You tried dating for a little while after your boyfriend died, but most of the guys you met were jerkoffs. So you spent a few weeks descending into the mad sciences of reanimation (you can take a course online) and you perfected the technology to bring your boyfriend back to life.
Now that he’s back, you’re glad to not have to sleep alone anymore, but after a few nights you started remembering all the things that bugged you about him (the way he picks his toenails in the bathroom with the door open, the way he’d occasionally try to make a story funnier by talking in “black voice”) and there are a whole bunch of new things he does that bug you now that he’s returned from the dead (when the black pus leaks from his eye sockets he likes lick it off his fingertip, and also his legs are really stiff so you have to wheel him around on a handtruck whenever you want to go out to dinner). You’re realizing that you painted him in kind of a rosey light when he was dead, and now you’re regretting having reanimated his corpse. It’s time to break the news to him.

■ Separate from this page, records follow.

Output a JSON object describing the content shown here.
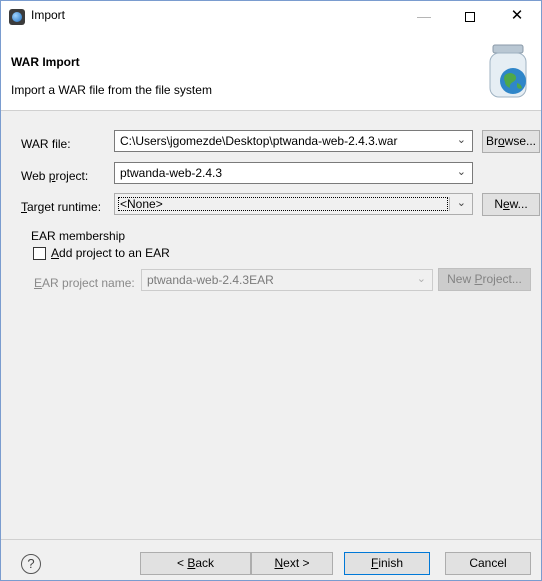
{
  "window": {
    "title": "Import",
    "minimize_glyph": "—",
    "close_glyph": "✕"
  },
  "banner": {
    "title": "WAR Import",
    "description": "Import a WAR file from the file system",
    "icon": "jar-globe-icon"
  },
  "form": {
    "war_file": {
      "label": "WAR file:",
      "value": "C:\\Users\\jgomezde\\Desktop\\ptwanda-web-2.4.3.war",
      "browse_label_pre": "Br",
      "browse_label_u": "o",
      "browse_label_post": "wse..."
    },
    "web_project": {
      "label_pre": "Web ",
      "label_u": "p",
      "label_post": "roject:",
      "value": "ptwanda-web-2.4.3"
    },
    "target_runtime": {
      "label_u": "T",
      "label_post": "arget runtime:",
      "value": "<None>",
      "new_label_pre": "N",
      "new_label_u": "e",
      "new_label_post": "w..."
    },
    "ear_membership": {
      "group_title": "EAR membership",
      "add_to_ear_u": "A",
      "add_to_ear_post": "dd project to an EAR",
      "add_to_ear_checked": false,
      "ear_name_u": "E",
      "ear_name_post": "AR project name:",
      "ear_name_value": "ptwanda-web-2.4.3EAR",
      "new_project_pre": "New ",
      "new_project_u": "P",
      "new_project_post": "roject..."
    }
  },
  "footer": {
    "help_glyph": "?",
    "back_pre": "< ",
    "back_u": "B",
    "back_post": "ack",
    "next_u": "N",
    "next_post": "ext >",
    "finish_u": "F",
    "finish_post": "inish",
    "cancel": "Cancel"
  },
  "colors": {
    "accent": "#0078d7",
    "window_border": "#7a9ccf"
  }
}
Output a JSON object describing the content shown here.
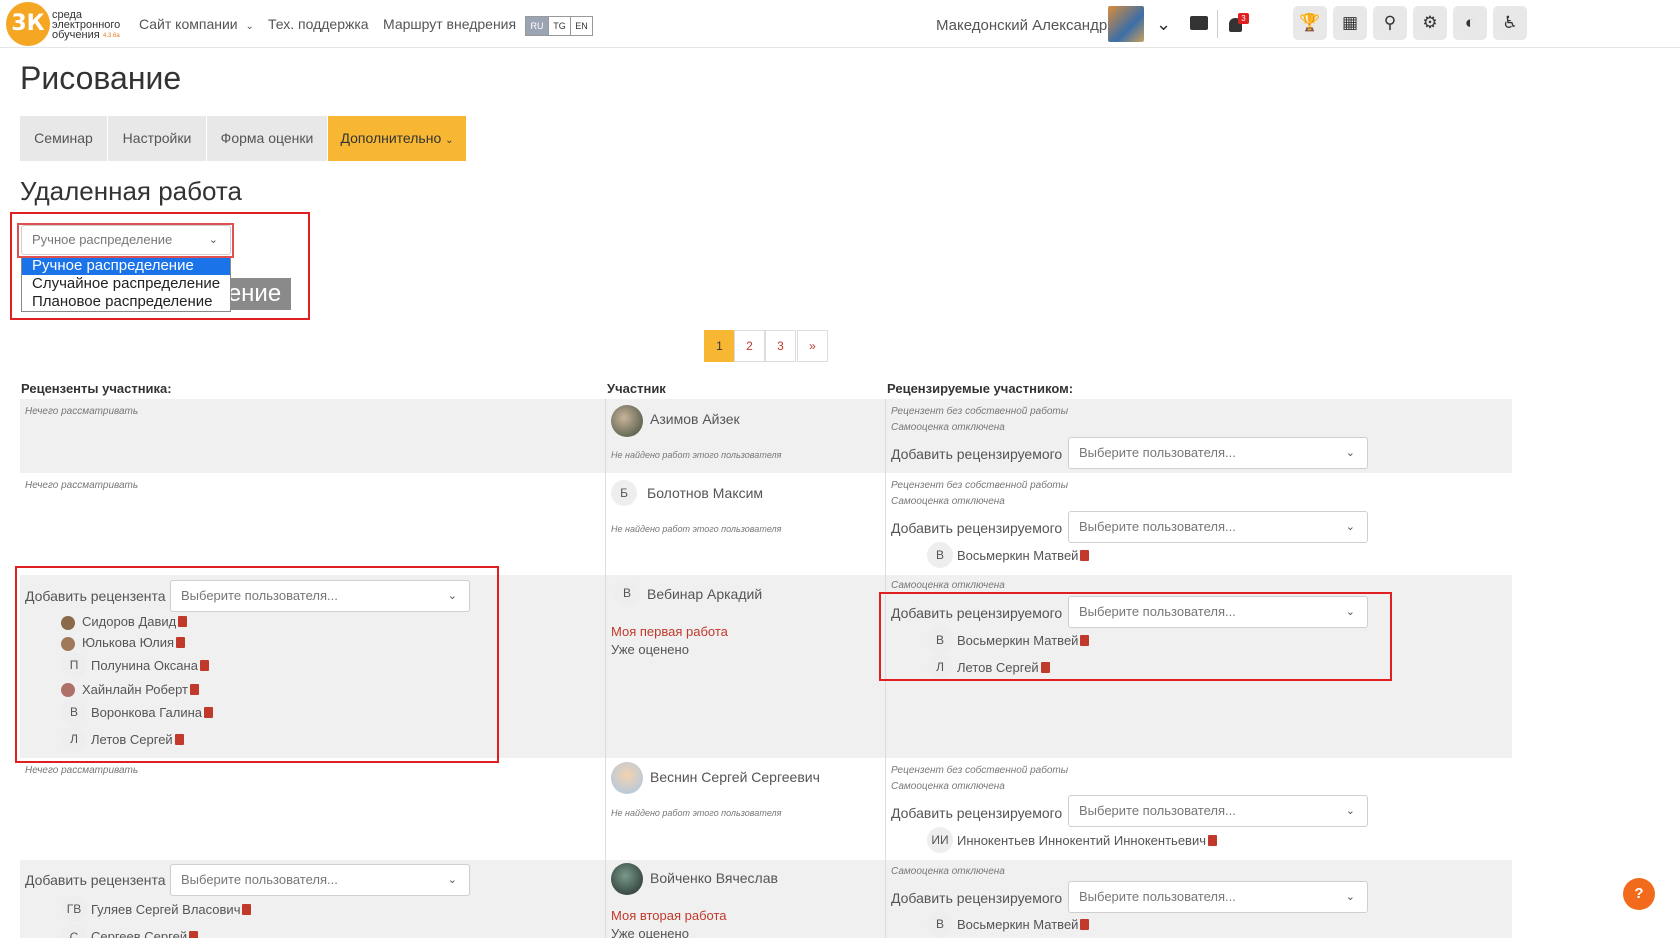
{
  "header": {
    "logo_text": "3К",
    "logo_lines": [
      "среда",
      "электронного",
      "обучения"
    ],
    "logo_version": "4.3.6a",
    "nav": [
      "Сайт компании",
      "Тех. поддержка",
      "Маршрут внедрения"
    ],
    "langs": [
      "RU",
      "TG",
      "EN"
    ],
    "user_name": "Македонский Александр",
    "notif_count": "3"
  },
  "page": {
    "title": "Рисование",
    "tabs": [
      "Семинар",
      "Настройки",
      "Форма оценки",
      "Дополнительно"
    ],
    "section_title": "Удаленная работа",
    "strategy_selected": "Ручное распределение",
    "strategy_options": [
      "Ручное распределение",
      "Случайное распределение",
      "Плановое распределение"
    ],
    "hidden_button_fragment": "ение"
  },
  "pagination": [
    "1",
    "2",
    "3",
    "»"
  ],
  "columns": {
    "reviewers": "Рецензенты участника:",
    "participant": "Участник",
    "reviewees": "Рецензируемые участником:"
  },
  "common": {
    "nothing": "Нечего рассматривать",
    "no_work": "Не найдено работ этого пользователя",
    "own_missing": "Рецензент без собственной работы",
    "self_off": "Самооценка отключена",
    "add_reviewee": "Добавить рецензируемого",
    "add_reviewer": "Добавить рецензента",
    "choose_user": "Выберите пользователя...",
    "graded": "Уже оценено"
  },
  "rows": [
    {
      "participant": "Азимов Айзек"
    },
    {
      "participant": "Болотнов Максим",
      "initial": "Б",
      "reviewees": [
        {
          "i": "В",
          "name": "Восьмеркин Матвей"
        }
      ]
    },
    {
      "participant": "Вебинар Аркадий",
      "initial": "В",
      "work": "Моя первая работа",
      "reviewers": [
        {
          "i": "",
          "name": "Сидоров Давид"
        },
        {
          "i": "",
          "name": "Юлькова Юлия"
        },
        {
          "i": "П",
          "name": "Полунина Оксана"
        },
        {
          "i": "",
          "name": "Хайнлайн Роберт"
        },
        {
          "i": "В",
          "name": "Воронкова Галина"
        },
        {
          "i": "Л",
          "name": "Летов Сергей"
        }
      ],
      "reviewees": [
        {
          "i": "В",
          "name": "Восьмеркин Матвей"
        },
        {
          "i": "Л",
          "name": "Летов Сергей"
        }
      ]
    },
    {
      "participant": "Веснин Сергей Сергеевич",
      "reviewees": [
        {
          "i": "ИИ",
          "name": "Иннокентьев Иннокентий Иннокентьевич"
        }
      ]
    },
    {
      "participant": "Войченко Вячеслав",
      "work": "Моя вторая работа",
      "reviewers": [
        {
          "i": "ГВ",
          "name": "Гуляев Сергей Власович"
        },
        {
          "i": "С",
          "name": "Сергеев Сергей"
        }
      ],
      "reviewees": [
        {
          "i": "В",
          "name": "Восьмеркин Матвей"
        }
      ]
    }
  ],
  "help": "?"
}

"I don’t think we should see each other anymore," say to him.
"It’s all right," he’ll say, shocking you with his instant understanding. "I’m grateful that you took the time to bring me back to the living, but you deserve better than a guy who feels spontaneous electric currents pulsing through his limbs, causing him to thrash about with great force."
"Wow," you’ll say. "You are just…such a great guy. I was really worried—"
Just then one of those pulses of electricity will cause his right arm to swing out wide, knocking your head off of your neck as easily as if you were a plastic doll. He will mourn you briefly, then he will trudge off to a castle and wait to be hunted for having popped the head off of a pretty young girl.
Happy Break Up With Your Reanimated Boyfriend Day!